There are in total 324'242'532 headers (and sequences) in the three files. However, only 324'259'856 of these sequence names are unique, which means that 17324 name collisions occurs when the three sequence files are combined. This is probably the reason why CLC mapper crashes.

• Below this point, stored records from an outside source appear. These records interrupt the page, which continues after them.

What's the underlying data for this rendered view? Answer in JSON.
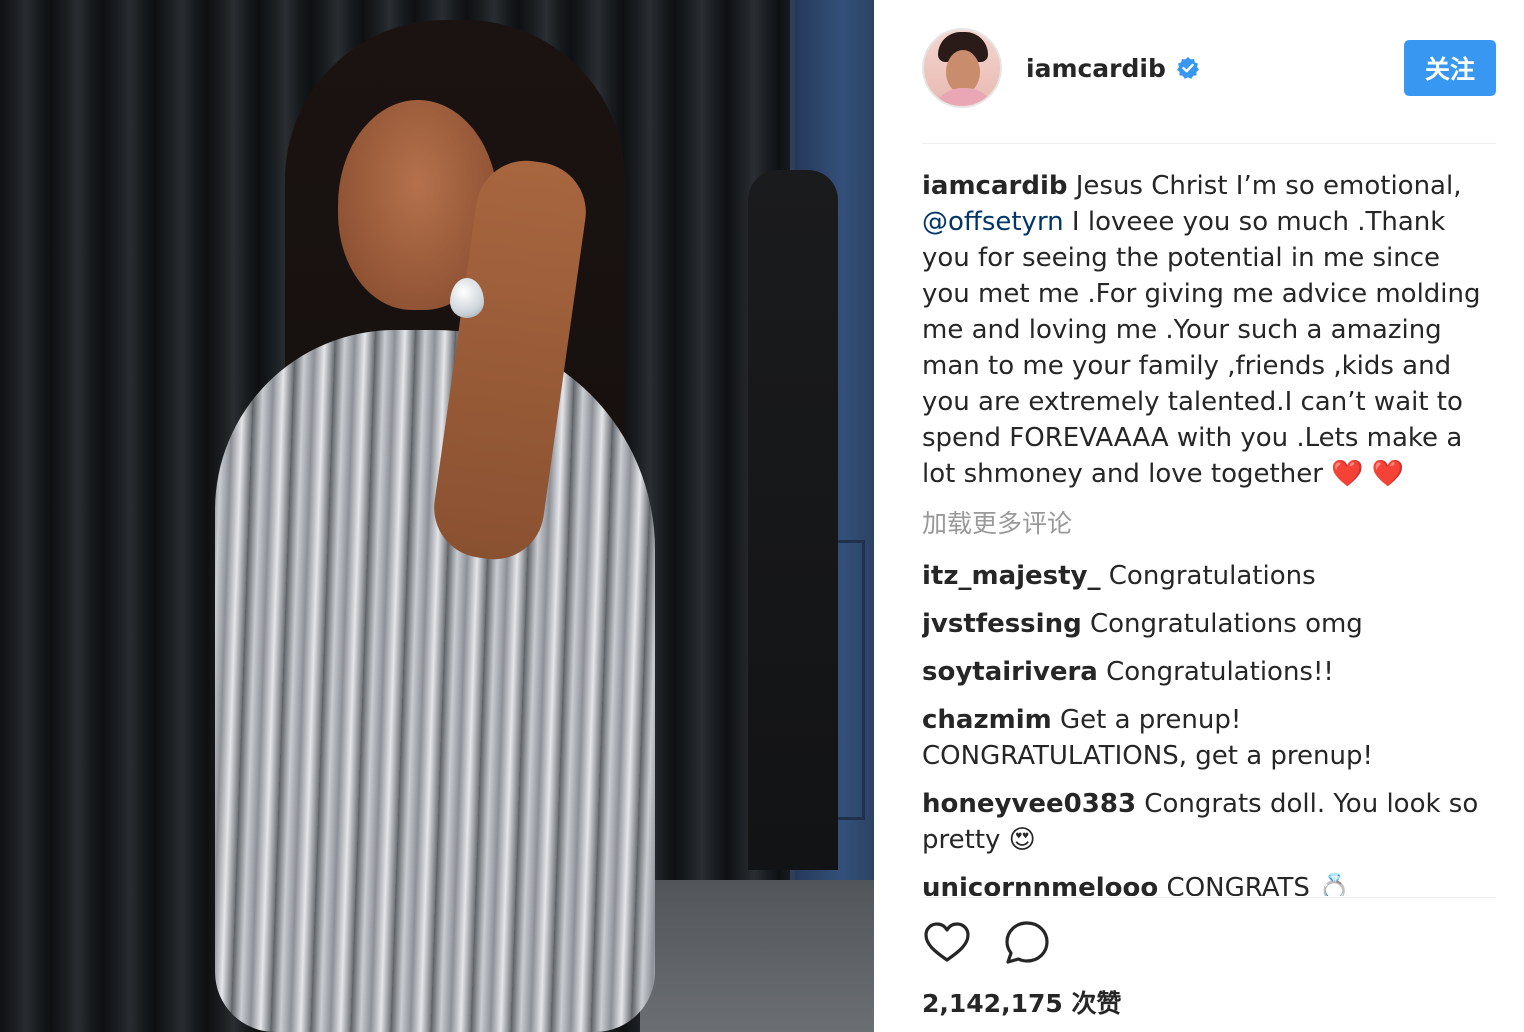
{
  "post": {
    "author": "iamcardib",
    "follow_label": "关注",
    "caption": {
      "username": "iamcardib",
      "text_before": " Jesus Christ I’m so emotional, ",
      "mention": "@offsetyrn",
      "text_after": " I loveee you so much .Thank you for seeing the potential in me since you met me .For giving me advice molding me and loving me .Your such a amazing man to me your family ,friends ,kids and you are extremely talented.I can’t wait to spend FOREVAAAA with you .Lets make a lot shmoney and love together ",
      "emoji": "❤️ ❤️"
    },
    "load_more_label": "加载更多评论",
    "comments": [
      {
        "user": "itz_majesty_",
        "text": " Congratulations"
      },
      {
        "user": "jvstfessing",
        "text": " Congratulations omg"
      },
      {
        "user": "soytairivera",
        "text": " Congratulations!!"
      },
      {
        "user": "chazmim",
        "text": " Get a prenup! CONGRATULATIONS, get a prenup!"
      },
      {
        "user": "honeyvee0383",
        "text": " Congrats doll. You look so pretty 😍"
      },
      {
        "user": "unicornnmelooo",
        "text": " CONGRATS 💍"
      }
    ],
    "likes_text": "2,142,175 次赞"
  },
  "colors": {
    "accent": "#3897f0",
    "verified": "#3897f0",
    "mention": "#003569",
    "muted": "#999999"
  },
  "icons": {
    "verified": "verified-badge-icon",
    "like": "heart-outline-icon",
    "comment": "speech-bubble-icon"
  }
}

[2013-04-01] The problem has been solved (see Surirella brebissonii assembly 20130218). I have started a new assembly of the filtered file using the "clc_assembler" flags "-i" for each pair and "-e" to estimate fragment size.


20130404

Filtering the new 150 bp data.

Data:

  • /data2/littorina/littorina_150/6_130308_AD1TAPACXX_P386_101_dual9_1.fastq (Data_1)
  • /data2/littorina/littorina_150/6_130308_AD1TAPACXX_P386_101_dual9_2.fastq (Data_2)

Settings:

[fastx_trimmer]
f: 6
[cutadapt]
q: 15
o: 10
e: 0.1
n: 1
m: 50
[fastq_quality_filter]
p: 95
k: 20

[rawfiles]
# Names of fastq format input files, followed by quality score format [Q33, q33, Q64 or q64],
# and delimiting character between unique (pair)sequence and forward-reverse indicator.
# The latter can be excluded if it is a space or be indicated with ' ' or " ".
# Example:
# 1: 100000_1.fastq Q33 ' '
1: Data_120125-1.fastq Q64 /
2: Data_120125-2.fastq Q64 /
3: Data_120313-1.fastq Q64 /
4: Data_120313-2.fastq Q64 /
5: Data_120404-1.fastq Q64 /
6: Data_120404-2.fastq Q64 /
7: Data_120426-1.fastq Q64 /
8: Data_120426-2.fastq Q64 /
9: Data_120426-3.fastq Q64 /
10: Data_120426-4.fastq Q64 /
11: Data_130308-1.fastq Q33 " "
12: Data_130308-2.fastq q33 ' '

[2013-04-12] Sending *Pair* files to Albiorix. Compressing *Singles* files on SPARC1. Files have to be renamed before the assembly.

[2013-04-13] Renamed files like "Data_1.FXT.CA.FQF.Pair.fastq" -> "Data_130308-1.FXT.CA.FQF.Pair.fastq" etc., and started a new assembly Including all six datasets.